Robert J. Bradbury (bradbury@www.aeiveos.com)
Tue, 17 Aug 1999 00:51:32 -0700 (PDT)

> hansen <hansen@best.com>

-- promoted Deutsch's multiverse perspective

> hal@finney.org wrote
>
> I don't agree with Deutsch's suggestion that quantum computers would
> imply that the Many-Worlds interpretation must be true.

> hanson replied:

> If a QC carries out a computation requiring 10^500 superimposed
> possible states, and actually carries out the computation, then
> those states have to be real, since they had a physical effect, as
> real as the state (after measurement) we observe in this universe.
> Since those states are real, and don't (and can't) exist in this
> (visible) "universe", then those alternate "universes" have to be
> real. (This is the essence of Deutsch's challenge.)

> (Terminological clarification: Deutsch uses "multiverse" to refer
> to the entire collection of alternate "universes", even though
> "universe" is a more logical word for the collection...)

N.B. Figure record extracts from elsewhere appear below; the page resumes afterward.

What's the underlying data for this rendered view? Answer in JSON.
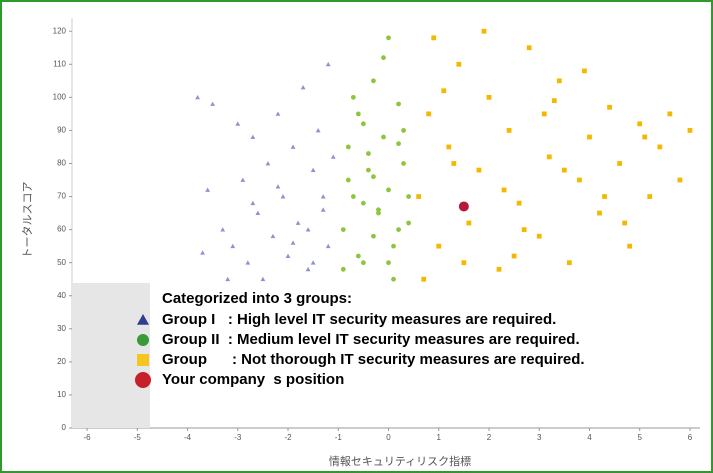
{
  "chart_data": {
    "type": "scatter",
    "ylabel": "トータルスコア",
    "xlabel": "情報セキュリティリスク指標",
    "legend_title": "Categorized into 3 groups:",
    "xlim": [
      -6.3,
      6.2
    ],
    "xticks": [
      -6,
      -5,
      -4,
      -3,
      -2,
      -1,
      0,
      1,
      2,
      3,
      4,
      5,
      6
    ],
    "ylim": [
      0,
      124
    ],
    "yticks": [
      0,
      10,
      20,
      30,
      40,
      50,
      60,
      70,
      80,
      90,
      100,
      110,
      120
    ],
    "series": [
      {
        "name": "Group I   : High level IT security measures are required.",
        "color": "#8f92d0",
        "legend_color": "#2e3f8f",
        "marker": "triangle",
        "x": [
          -3.8,
          -3.6,
          -3.5,
          -3.3,
          -3.1,
          -3.0,
          -2.9,
          -2.8,
          -2.7,
          -2.6,
          -2.5,
          -2.4,
          -2.3,
          -2.2,
          -2.1,
          -2.0,
          -1.9,
          -1.8,
          -1.7,
          -1.6,
          -1.5,
          -1.4,
          -1.3,
          -1.2,
          -1.1,
          -2.5,
          -2.2,
          -1.9,
          -1.6,
          -1.3,
          -3.2,
          -2.7,
          -1.5,
          -1.2,
          -3.7
        ],
        "values": [
          100,
          72,
          98,
          60,
          55,
          92,
          75,
          50,
          88,
          65,
          45,
          80,
          58,
          95,
          70,
          52,
          85,
          62,
          103,
          48,
          78,
          90,
          66,
          55,
          82,
          42,
          73,
          56,
          60,
          70,
          45,
          68,
          50,
          110,
          53
        ]
      },
      {
        "name": "Group II  : Medium level IT security measures are required.",
        "color": "#8cc63f",
        "legend_color": "#3a9a3a",
        "marker": "circle",
        "x": [
          -0.9,
          -0.8,
          -0.7,
          -0.6,
          -0.5,
          -0.4,
          -0.3,
          -0.2,
          -0.1,
          0,
          0.1,
          0.2,
          0.3,
          0.4,
          -0.9,
          -0.7,
          -0.5,
          -0.3,
          -0.1,
          0.1,
          0.3,
          -0.8,
          -0.6,
          -0.4,
          -0.2,
          0,
          0.2,
          0.4,
          -0.5,
          0,
          -0.3,
          0.2
        ],
        "values": [
          60,
          85,
          70,
          95,
          50,
          78,
          105,
          65,
          88,
          72,
          55,
          98,
          80,
          62,
          48,
          100,
          68,
          58,
          112,
          45,
          90,
          75,
          52,
          83,
          66,
          118,
          60,
          70,
          92,
          50,
          76,
          86
        ]
      },
      {
        "name": "Group      : Not thorough IT security measures are required.",
        "color": "#f5b800",
        "legend_color": "#f7c520",
        "marker": "square",
        "x": [
          0.6,
          0.8,
          1.0,
          1.2,
          1.4,
          1.6,
          1.8,
          2.0,
          2.2,
          2.4,
          2.6,
          2.8,
          3.0,
          3.2,
          3.4,
          3.6,
          3.8,
          4.0,
          4.2,
          4.4,
          4.6,
          4.8,
          5.0,
          5.2,
          5.4,
          5.6,
          5.8,
          6.0,
          0.7,
          1.1,
          1.5,
          1.9,
          2.3,
          2.7,
          3.1,
          3.5,
          3.9,
          4.3,
          4.7,
          5.1,
          2.5,
          1.3,
          0.9,
          3.3
        ],
        "values": [
          70,
          95,
          55,
          85,
          110,
          62,
          78,
          100,
          48,
          90,
          68,
          115,
          58,
          82,
          105,
          50,
          75,
          88,
          65,
          97,
          80,
          55,
          92,
          70,
          85,
          95,
          75,
          90,
          45,
          102,
          50,
          120,
          72,
          60,
          95,
          78,
          108,
          70,
          62,
          88,
          52,
          80,
          118,
          99
        ]
      },
      {
        "name": "Your company  s position",
        "color": "#b5193a",
        "legend_color": "#c8202a",
        "marker": "big-circle",
        "x": [
          1.5
        ],
        "values": [
          67
        ]
      }
    ]
  }
}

> Then John K Clark jonkc@att.net said:

   >Hal said that a working quantum computer would not prove that the
   >many world interpretation is correct and he's right, but it would
   >make it much more popular.

OK, now, I'm going to go where IMHO we shouldn't be going, i.e. "Magic Physics". We aren't SIs and we shouldn't be talking about it... At any rate, this may seem like a really stupid question and demonstrate my profound ignorance on the subject but nothing ventured, nothing gained:

If, the superimposed states collapse, and *we* get the "result", what do the other universes get? I.e. if we get the factors of the number and they get all the other states (i.e. the non-results), then what good is the method? Can the other universes "work" if they only get the "non-results" of our universe? If so, aren't you "worried" that our universe might one day get allocated some of the "non-results" as well? How do the results get allocated to the various universes (observation?). If we happen to be in the universe capable of observing (and therefore collapsing the states into a useful result), then how can you claim that the other universes exist [when there isn't anyone in them to observe anything?] If any of this argument "holds together" then I think we are living in a universe as strange as and potentially as easily "destroyed" (by belief alone) the one created in Permutation City.